When compiled, the code is actually missing a nop compared to the original:
// This is the `if (mat[1][2] > 0.0f) {}` branch check.
TARGET CURRENT (60)
dbcf4: mtc1 zero,$f0 dbcf4: mtc1 zero,$f0
dbcf8: nop dbcf8: nop
dbcfc: c.lt.s $f0,$f1 dbcfc: c.lt.s $f0,$f1
dbd00: nop dbd00: nop
dbd04: bc1f dbd24 ~> dbd04: bc1f dbd20 ~>
dbd08: nop <
dbd0c: lwc1 $f0,%gp_rel(D_004FA668)(gp) dbd08: lwc1 $f0,%gp_rel(D_004FA668)(gp)
dbd10: swc1 $f0,0(s1) dbd0c: swc1 $f0,0(s1)
The nop is included as expected if we properly substitute the literals.

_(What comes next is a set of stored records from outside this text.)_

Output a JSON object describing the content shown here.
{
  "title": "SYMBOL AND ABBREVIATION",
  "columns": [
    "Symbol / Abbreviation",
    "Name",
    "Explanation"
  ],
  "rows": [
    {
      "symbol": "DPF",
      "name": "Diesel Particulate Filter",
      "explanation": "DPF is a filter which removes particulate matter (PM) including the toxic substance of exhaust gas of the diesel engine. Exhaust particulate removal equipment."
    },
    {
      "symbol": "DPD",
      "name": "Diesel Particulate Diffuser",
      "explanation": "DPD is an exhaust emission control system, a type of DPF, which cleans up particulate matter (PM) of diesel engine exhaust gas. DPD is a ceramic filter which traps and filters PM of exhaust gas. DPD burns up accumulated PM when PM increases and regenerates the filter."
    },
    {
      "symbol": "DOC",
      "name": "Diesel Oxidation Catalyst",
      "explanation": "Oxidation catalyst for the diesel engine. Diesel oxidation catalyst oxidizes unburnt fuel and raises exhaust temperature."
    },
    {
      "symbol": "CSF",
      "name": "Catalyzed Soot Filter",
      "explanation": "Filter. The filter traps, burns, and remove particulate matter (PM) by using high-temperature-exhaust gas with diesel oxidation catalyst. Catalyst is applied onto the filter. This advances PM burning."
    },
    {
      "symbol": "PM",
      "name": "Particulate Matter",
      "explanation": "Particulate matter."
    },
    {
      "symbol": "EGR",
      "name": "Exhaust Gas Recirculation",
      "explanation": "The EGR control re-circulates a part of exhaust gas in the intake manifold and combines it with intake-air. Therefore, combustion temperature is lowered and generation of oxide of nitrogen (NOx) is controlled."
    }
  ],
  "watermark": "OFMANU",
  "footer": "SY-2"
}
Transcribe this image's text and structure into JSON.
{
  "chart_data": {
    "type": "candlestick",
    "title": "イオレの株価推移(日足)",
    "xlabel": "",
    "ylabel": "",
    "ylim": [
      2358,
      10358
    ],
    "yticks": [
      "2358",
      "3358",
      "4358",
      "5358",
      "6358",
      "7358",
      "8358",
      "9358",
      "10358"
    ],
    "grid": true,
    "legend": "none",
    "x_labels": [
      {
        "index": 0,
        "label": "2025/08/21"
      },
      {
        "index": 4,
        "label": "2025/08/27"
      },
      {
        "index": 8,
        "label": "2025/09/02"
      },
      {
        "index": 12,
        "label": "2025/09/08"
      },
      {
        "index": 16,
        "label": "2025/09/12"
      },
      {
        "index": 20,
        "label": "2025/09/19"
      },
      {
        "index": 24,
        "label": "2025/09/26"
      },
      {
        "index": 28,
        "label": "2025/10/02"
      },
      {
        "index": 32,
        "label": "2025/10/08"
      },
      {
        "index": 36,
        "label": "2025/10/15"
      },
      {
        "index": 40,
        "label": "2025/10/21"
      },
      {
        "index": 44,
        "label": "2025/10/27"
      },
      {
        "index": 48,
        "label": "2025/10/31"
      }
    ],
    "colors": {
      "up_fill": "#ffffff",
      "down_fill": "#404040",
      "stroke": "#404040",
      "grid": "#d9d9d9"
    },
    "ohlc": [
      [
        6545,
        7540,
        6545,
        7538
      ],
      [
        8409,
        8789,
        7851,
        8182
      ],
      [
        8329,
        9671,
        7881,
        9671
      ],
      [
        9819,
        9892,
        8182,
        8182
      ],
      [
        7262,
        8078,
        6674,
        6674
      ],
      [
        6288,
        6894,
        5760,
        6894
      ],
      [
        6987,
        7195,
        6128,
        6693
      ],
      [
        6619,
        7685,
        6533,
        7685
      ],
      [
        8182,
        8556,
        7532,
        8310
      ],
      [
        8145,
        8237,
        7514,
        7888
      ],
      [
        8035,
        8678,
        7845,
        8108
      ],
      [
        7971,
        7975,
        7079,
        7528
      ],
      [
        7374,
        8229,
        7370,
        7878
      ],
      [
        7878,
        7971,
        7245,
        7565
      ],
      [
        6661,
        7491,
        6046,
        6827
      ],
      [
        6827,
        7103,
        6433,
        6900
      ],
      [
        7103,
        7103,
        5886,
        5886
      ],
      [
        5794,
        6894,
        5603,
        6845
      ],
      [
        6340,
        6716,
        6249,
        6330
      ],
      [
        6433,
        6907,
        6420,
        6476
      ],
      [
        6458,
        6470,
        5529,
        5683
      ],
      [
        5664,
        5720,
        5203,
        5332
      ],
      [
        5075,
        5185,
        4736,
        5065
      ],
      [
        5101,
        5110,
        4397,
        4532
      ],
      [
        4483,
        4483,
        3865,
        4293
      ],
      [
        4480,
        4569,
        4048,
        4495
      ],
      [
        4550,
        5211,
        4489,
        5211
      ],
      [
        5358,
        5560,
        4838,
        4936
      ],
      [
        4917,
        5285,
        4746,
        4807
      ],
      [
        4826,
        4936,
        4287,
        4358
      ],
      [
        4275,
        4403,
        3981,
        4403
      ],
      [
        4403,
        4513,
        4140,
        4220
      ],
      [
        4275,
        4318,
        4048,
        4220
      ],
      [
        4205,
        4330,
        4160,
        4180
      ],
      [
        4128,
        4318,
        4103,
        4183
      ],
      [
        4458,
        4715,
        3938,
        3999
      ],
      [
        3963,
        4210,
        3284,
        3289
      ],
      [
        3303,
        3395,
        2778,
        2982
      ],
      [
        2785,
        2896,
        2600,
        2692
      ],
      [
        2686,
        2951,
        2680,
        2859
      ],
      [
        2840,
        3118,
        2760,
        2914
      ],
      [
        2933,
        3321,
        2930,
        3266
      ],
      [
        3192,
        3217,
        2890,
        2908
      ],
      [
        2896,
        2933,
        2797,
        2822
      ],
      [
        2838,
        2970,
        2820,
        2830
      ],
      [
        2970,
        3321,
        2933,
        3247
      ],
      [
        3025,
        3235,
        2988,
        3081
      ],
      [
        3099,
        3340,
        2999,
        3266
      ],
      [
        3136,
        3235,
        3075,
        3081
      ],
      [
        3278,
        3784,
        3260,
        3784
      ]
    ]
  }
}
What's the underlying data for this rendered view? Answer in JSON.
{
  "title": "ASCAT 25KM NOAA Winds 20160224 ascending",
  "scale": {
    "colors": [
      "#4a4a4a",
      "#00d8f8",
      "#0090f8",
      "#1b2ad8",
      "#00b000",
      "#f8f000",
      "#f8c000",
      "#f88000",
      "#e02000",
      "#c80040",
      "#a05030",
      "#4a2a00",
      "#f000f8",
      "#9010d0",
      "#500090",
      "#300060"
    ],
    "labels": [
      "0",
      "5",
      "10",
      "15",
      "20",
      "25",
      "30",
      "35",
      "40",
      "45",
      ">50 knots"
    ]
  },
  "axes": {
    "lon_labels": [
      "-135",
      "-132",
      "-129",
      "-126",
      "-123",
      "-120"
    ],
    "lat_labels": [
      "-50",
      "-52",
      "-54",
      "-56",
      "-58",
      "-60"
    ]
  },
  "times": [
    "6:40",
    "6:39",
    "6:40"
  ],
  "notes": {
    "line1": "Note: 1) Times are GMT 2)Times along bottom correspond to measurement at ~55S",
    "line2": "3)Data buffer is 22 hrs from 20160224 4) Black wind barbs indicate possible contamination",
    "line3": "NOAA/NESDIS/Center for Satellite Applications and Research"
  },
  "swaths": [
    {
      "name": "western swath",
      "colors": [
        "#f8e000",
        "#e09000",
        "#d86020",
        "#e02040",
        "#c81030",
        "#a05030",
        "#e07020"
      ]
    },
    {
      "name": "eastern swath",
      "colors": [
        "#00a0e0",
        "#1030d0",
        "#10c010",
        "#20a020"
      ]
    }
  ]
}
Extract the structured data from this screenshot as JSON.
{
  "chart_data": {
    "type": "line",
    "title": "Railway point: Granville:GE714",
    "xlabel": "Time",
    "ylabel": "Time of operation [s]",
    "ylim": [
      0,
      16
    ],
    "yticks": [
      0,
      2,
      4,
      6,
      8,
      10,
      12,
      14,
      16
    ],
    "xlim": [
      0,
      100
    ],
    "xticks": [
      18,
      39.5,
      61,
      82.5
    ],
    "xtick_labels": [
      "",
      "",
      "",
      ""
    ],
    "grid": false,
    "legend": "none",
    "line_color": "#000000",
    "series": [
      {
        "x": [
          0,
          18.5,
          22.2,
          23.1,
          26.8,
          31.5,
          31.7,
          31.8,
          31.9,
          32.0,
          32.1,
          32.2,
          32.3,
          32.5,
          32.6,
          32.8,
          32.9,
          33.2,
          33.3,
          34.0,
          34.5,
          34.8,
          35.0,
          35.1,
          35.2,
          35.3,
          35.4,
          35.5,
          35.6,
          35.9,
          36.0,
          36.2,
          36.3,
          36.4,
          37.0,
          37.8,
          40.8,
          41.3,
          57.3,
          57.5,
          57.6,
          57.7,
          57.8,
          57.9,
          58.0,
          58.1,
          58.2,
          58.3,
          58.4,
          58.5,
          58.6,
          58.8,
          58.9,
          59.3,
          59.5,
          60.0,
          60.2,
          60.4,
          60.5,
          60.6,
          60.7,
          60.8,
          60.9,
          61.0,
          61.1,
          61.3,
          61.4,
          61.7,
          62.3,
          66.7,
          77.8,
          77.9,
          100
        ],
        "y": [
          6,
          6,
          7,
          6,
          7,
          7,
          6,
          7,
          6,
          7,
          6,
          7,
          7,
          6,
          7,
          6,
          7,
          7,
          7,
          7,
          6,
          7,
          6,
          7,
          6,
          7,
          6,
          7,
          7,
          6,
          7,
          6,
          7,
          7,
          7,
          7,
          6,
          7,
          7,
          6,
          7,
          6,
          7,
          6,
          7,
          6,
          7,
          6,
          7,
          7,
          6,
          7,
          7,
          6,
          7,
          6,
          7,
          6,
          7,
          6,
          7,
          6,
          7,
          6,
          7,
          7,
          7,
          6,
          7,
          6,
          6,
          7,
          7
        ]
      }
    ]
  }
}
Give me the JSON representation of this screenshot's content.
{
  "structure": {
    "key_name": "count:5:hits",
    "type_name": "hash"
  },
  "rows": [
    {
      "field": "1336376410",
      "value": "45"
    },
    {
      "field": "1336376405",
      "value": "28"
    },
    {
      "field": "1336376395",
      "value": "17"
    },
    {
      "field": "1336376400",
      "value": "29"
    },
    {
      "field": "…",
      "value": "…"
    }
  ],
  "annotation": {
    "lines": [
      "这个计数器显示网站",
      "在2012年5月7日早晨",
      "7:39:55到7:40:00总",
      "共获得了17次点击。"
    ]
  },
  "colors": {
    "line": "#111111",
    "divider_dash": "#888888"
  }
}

void mathfRPHFromMatrix(FMATRIX mat, FVECTOR* result)
{
// ...
if (mat[1][2] > 0.0f) {
result->x = 1.5707964f; // pi / 2
result->z = atan2f(-mat[0][1], -mat[2][1]);
} else {
result->x = -1.5707964f; // -pi / 2
result->z = atan2f(-mat[0][1], mat[2][1]);
}
result->y = 0.0f;
}
Unfortunately, the only workaround for this when matching a TU is to leave the
function alone until you're ready to migrate and match the .lit4 section;
you won't be able to compile otherwise.